Paisly leaped up and caught his arm. “There’s something else I’ve got to know. Why did Sara call in a private detective today?”
“That’s my business.”
“It’s mine, too,” said Paisly fiercely. “We’re going to be married in a few days—just as soon as her divorce is granted. Doesn’t that make a difference?”
“I think you’d better ask her,” Shayne told the frightened young man.
“Oh, no. I—I would
n’t want to do that.” His slender, manicured right hand slid into his pocket and came out with a platinum money clip holding a thin sheaf of folded bills. He removed a C-note, saying, “I simply want to know what she consulted you about. I don’t expect you to betray any professional confidences, but I have a right to know if there’s some hitch in the divorce.”
“Go peddle your pennies somewhere else,” Shayne told him roughly.
Paisly reluctantly unclipped another C-note. “I’m a little short of cash just now, but”—he tilted his head slightly and gave Shayne a shrewd, man-to-man smile—“things will be different after we’re married. I’ll be perfectly frank and admit it means a great deal to me, Mr. Shayne. Sara is a lovely person, and I simply don’t believe I could stand it if anything happened to interfere with our marriage. I’m sure you know what I mean.”

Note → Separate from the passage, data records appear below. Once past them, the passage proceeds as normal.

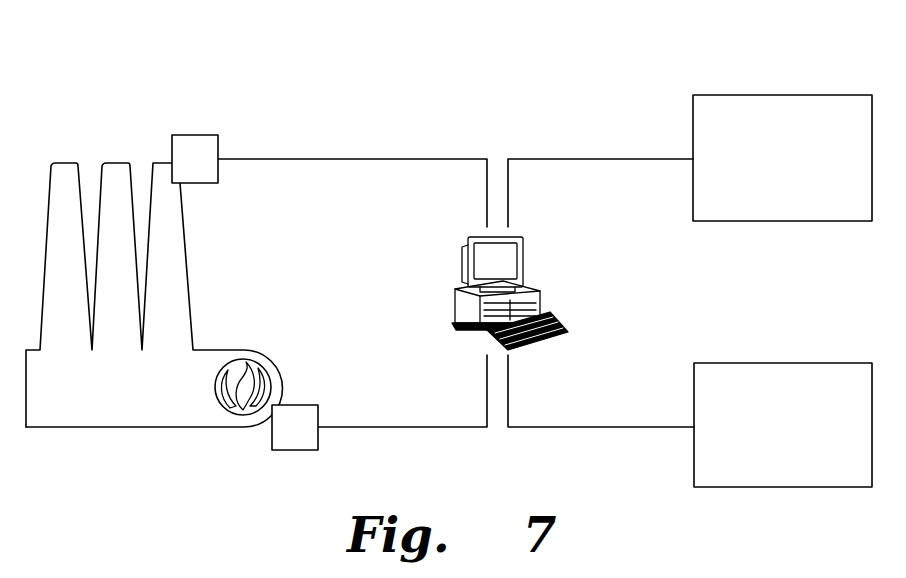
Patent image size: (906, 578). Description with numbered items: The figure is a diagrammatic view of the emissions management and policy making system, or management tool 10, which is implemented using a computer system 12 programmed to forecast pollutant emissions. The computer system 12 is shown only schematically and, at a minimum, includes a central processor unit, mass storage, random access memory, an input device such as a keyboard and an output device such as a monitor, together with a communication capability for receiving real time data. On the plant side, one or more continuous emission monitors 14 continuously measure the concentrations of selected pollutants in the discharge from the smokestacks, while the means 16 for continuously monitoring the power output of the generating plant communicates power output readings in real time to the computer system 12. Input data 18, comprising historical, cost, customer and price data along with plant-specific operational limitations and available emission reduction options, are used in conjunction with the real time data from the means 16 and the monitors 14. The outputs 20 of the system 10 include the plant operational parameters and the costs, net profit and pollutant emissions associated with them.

The management tool 10 is at (512, 105).
The computer system 12 is at (540, 297).
The continuous emission monitor 14 is at (218, 135).
The means for continuously monitoring the power output 16 is at (303, 405).
The input data 18 is at (742, 95).
The outputs 20 is at (777, 363).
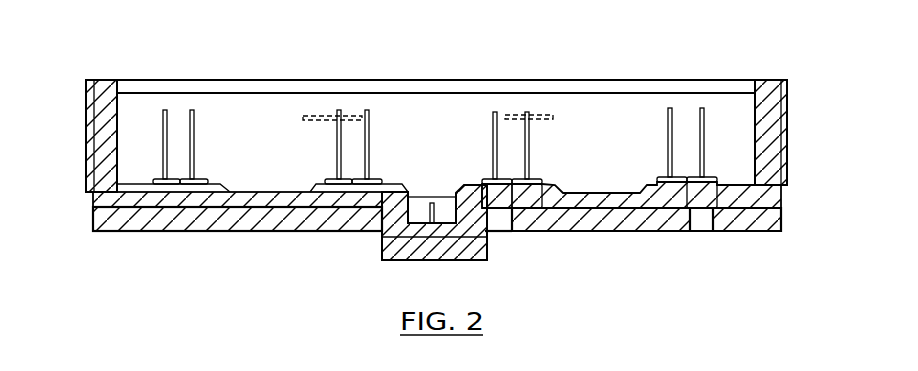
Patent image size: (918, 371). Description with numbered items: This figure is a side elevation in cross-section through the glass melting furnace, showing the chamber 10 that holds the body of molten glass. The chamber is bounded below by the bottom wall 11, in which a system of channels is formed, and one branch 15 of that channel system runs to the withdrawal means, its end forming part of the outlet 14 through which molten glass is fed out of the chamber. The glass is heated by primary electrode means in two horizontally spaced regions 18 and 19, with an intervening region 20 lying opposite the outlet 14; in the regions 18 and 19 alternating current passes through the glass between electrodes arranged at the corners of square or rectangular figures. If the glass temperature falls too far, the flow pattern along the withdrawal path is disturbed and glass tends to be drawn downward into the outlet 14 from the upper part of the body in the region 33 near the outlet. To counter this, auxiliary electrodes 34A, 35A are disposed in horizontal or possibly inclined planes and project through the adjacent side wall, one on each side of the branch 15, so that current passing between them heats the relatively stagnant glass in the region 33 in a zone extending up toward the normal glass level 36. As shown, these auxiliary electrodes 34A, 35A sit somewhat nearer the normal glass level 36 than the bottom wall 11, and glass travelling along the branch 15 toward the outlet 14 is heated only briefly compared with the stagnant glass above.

The chamber 10 is at (466, 91).
The bottom wall 11 is at (594, 223).
The outlet 14 is at (445, 213).
The branch of channel system 15 is at (435, 199).
The heating region 18 is at (310, 79).
The heating region 19 is at (637, 79).
The intervening region 20 is at (436, 79).
The region near outlet 33 is at (427, 133).
The auxiliary electrode 34A is at (360, 114).
The auxiliary electrode 35A is at (553, 114).
The normal glass level 36 is at (520, 92).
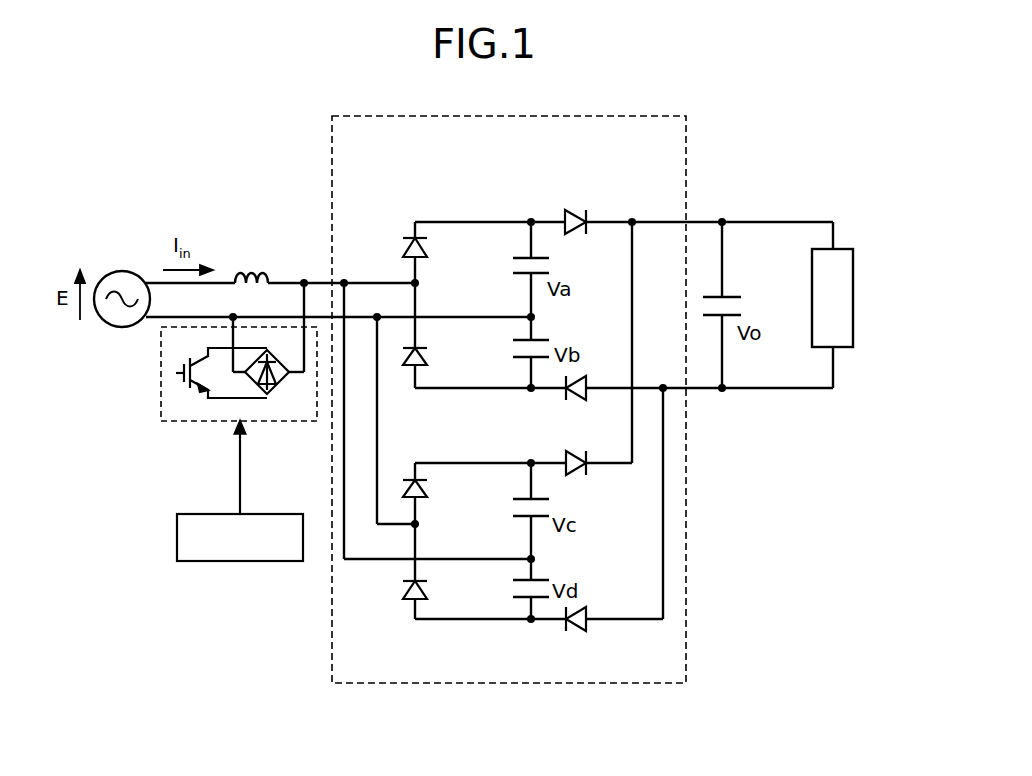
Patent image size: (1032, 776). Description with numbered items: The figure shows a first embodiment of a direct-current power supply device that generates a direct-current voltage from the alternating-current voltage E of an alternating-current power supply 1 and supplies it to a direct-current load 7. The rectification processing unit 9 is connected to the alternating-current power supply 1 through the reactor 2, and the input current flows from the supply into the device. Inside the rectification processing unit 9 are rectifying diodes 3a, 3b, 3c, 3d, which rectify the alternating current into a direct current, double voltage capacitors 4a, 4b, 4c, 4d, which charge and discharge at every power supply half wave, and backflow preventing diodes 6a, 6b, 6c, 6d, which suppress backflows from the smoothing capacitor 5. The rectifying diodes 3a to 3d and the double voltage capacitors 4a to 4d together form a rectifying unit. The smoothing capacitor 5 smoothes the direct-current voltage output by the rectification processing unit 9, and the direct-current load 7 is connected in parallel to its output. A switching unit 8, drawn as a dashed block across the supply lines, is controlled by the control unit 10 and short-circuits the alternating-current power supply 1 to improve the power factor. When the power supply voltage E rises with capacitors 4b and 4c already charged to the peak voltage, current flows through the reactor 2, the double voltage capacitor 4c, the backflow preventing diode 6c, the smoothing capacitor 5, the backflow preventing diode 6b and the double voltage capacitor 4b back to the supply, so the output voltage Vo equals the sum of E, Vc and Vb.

There were certain delicate nuances here which Shayne didn’t quite comprehend. Paisly was trying to thrust the two bills into his hand while he babbled on. “No matter what Sara may have told you today I want you to understand that I truly love her. No matter what she suspects or what she may have told you today. Please accept this as a token payment, and I give you my word of honor to double whatever fee she offered you—after our marriage, of course.”
Almost unconsciously one of Shayne’s fingers closed over the bills Paisly was pressing against his palm. He frowned at them, only half hearing Paisly’s words as he went on intensely:
“Every bit of this came out of that secretary’s nasty mind. She hates me. She hates any man Sara looks at twice. If any man ever looked at Miss Lally she’d probably faint. And that makes her hate all men, don’t you see? So she’s taking out her hatred on me right now.” He fluttered slim white hands in exasperation.
“And she influences Sara so. In an unhealthy way, I’m sure. After we’re married Miss Lally must go, at once. I imagine she realizes that, so she has deliberately set herself to poison Sara’s mind against me. That is what she consulted you about—the divorce, I presume,” he ended uncertainly.
Shayne straightened the one finger holding the bills and they floated to the floor. “Where were you between six-thirty and seven tonight?” he asked abruptly.